The guidelines were first published in 2007 in the journal Pediatrics and were a response to the fact that, because children and teens do not receive adequate access to mental health professionals, they’re not getting properly diagnosed with depression. The 2007 version of the guidelines read:
Research shows that only 50% of adolescents with depression are diagnosed before they reach adulthood. In primary care (PC), as many as 2 in 3 depressed youth are not identified by their PC clinicians and do not receive any kind of care. Even when diagnosed by PC physicians, only half of these patients are treated appropriately.
Now, over 10 years later, the AAP-endorsed guidelines have been updated as many primary care pediatricians still say it’s not in the scope of their practice to manage adolescent depression. Because of this, the new guidelines help pediatricians train their practice to provide mental health care for patients.

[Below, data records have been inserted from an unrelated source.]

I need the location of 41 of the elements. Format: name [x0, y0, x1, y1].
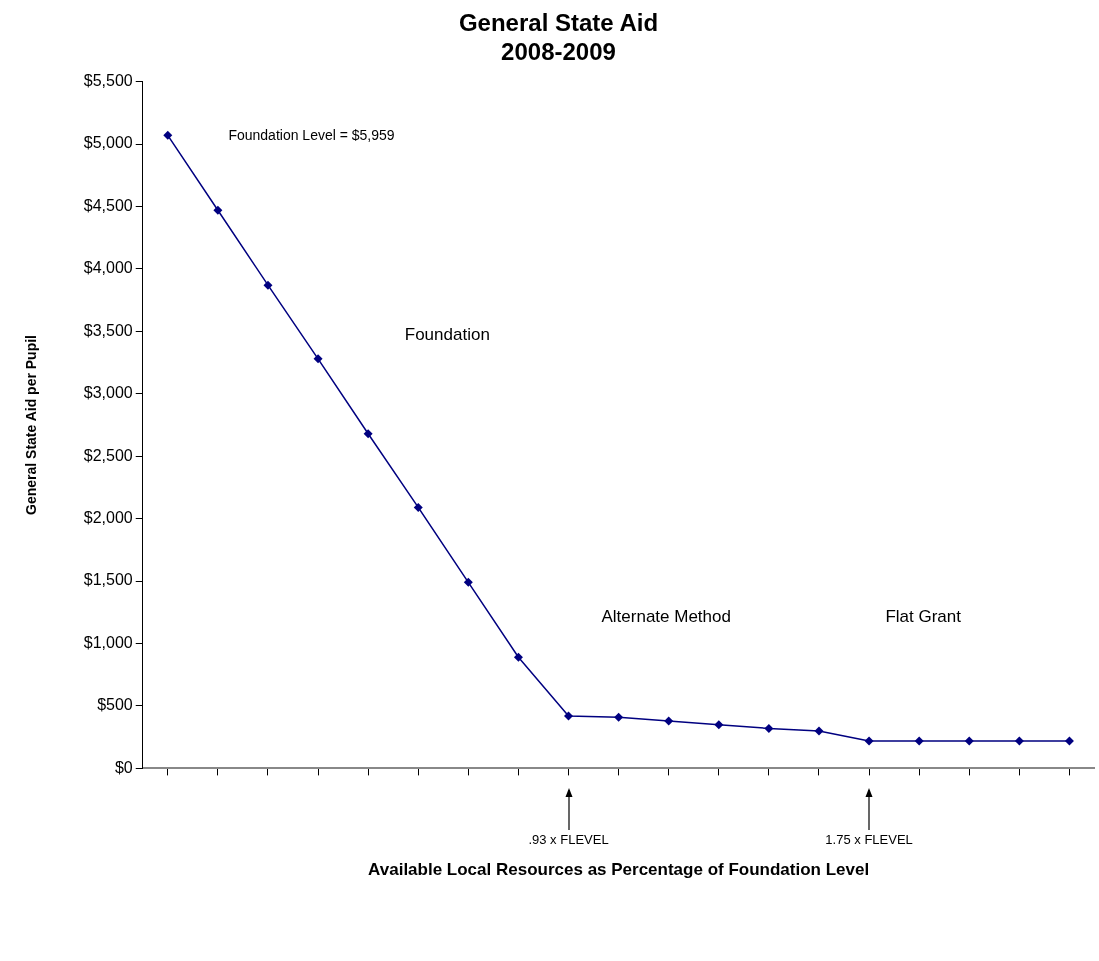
y-tick-label: $500 [97, 696, 133, 714]
y-tick-label: $4,500 [83, 196, 133, 214]
y-tick-label: $4,000 [83, 259, 133, 277]
point [463, 577, 473, 587]
y-tick-label: $5,500 [83, 72, 133, 90]
y-axis-title: General State Aid per Pupil [23, 335, 40, 515]
annotation: Foundation Level = $5,959 [228, 127, 395, 144]
annotation: Foundation [404, 325, 490, 345]
chart-subtitle: 2008-2009 [501, 37, 616, 65]
chart-title: General State Aid [458, 9, 659, 37]
point [864, 736, 874, 746]
point [413, 502, 423, 512]
y-tick-label: $3,500 [83, 321, 133, 339]
point [564, 711, 574, 721]
text: .93 x FLEVEL [528, 831, 609, 847]
y-tick-label: $3,000 [83, 384, 133, 402]
point [513, 652, 523, 662]
annotation: Flat Grant [885, 606, 962, 626]
y-tick-label: $1,000 [83, 633, 133, 651]
point [263, 280, 273, 290]
x-axis-title: Available Local Resources as Percentage of Foundation Level [368, 860, 870, 880]
point [764, 723, 774, 733]
point [363, 429, 373, 439]
point [714, 720, 724, 730]
y-tick-label: $1,500 [83, 571, 133, 589]
y-tick-label: $2,000 [83, 509, 133, 527]
point [664, 716, 674, 726]
point [814, 726, 824, 736]
annotation: Alternate Method [601, 606, 731, 626]
text: 1.75 x FLEVEL [825, 831, 913, 847]
point [163, 130, 173, 140]
point [213, 205, 223, 215]
y-tick-label: $5,000 [83, 134, 133, 152]
point [1014, 736, 1024, 746]
point [964, 736, 974, 746]
point [914, 736, 924, 746]
point [1064, 736, 1074, 746]
point [313, 354, 323, 364]
y-tick-label: $2,500 [83, 446, 133, 464]
point [614, 712, 624, 722]
y-tick-label: $0 [114, 758, 133, 776]
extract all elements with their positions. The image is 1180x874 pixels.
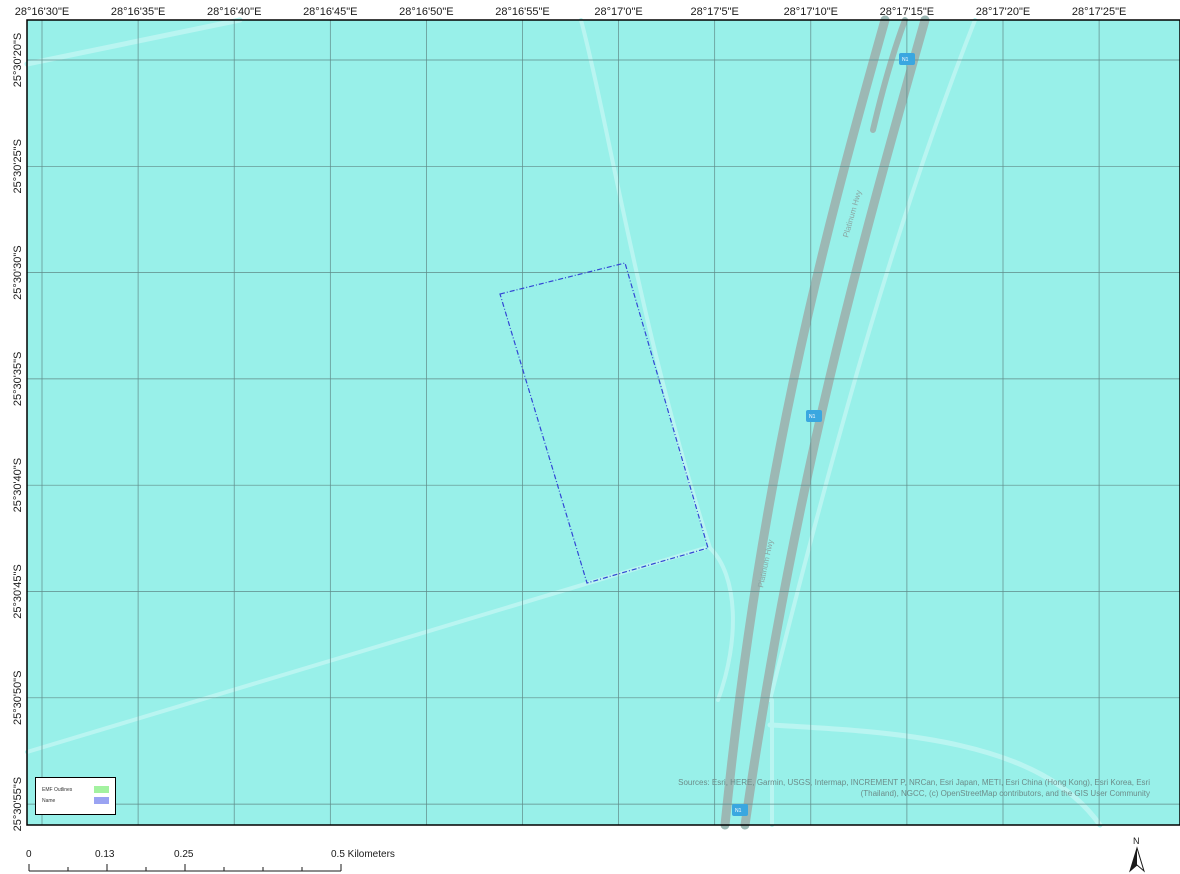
map-legend: EMF Outlines Name <box>35 777 116 815</box>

The new update also fully endorses implementing a universal screening for those 12 and up for depression, something not previously found in the 2007 version. The screening would be through a self-reporting form, which co-author of the guidelines Rachel A. Zuckerbrot tells NPR make more sense with teenagers who open up more when they’re not directly answering a doctor’s questions.
The National Institute of Mental Health estimates that 3.1 million teenagers aged 12 to 17 in the US have had at least one major depressive episode, which are more prevalent among teen girls. And a 2016 study found that depression in teenagers is on the rise, with adolescents experiencing major depressive episodes in a 12-month period increased from 8.7 percent in 2005 to 11.3 percent in 2014.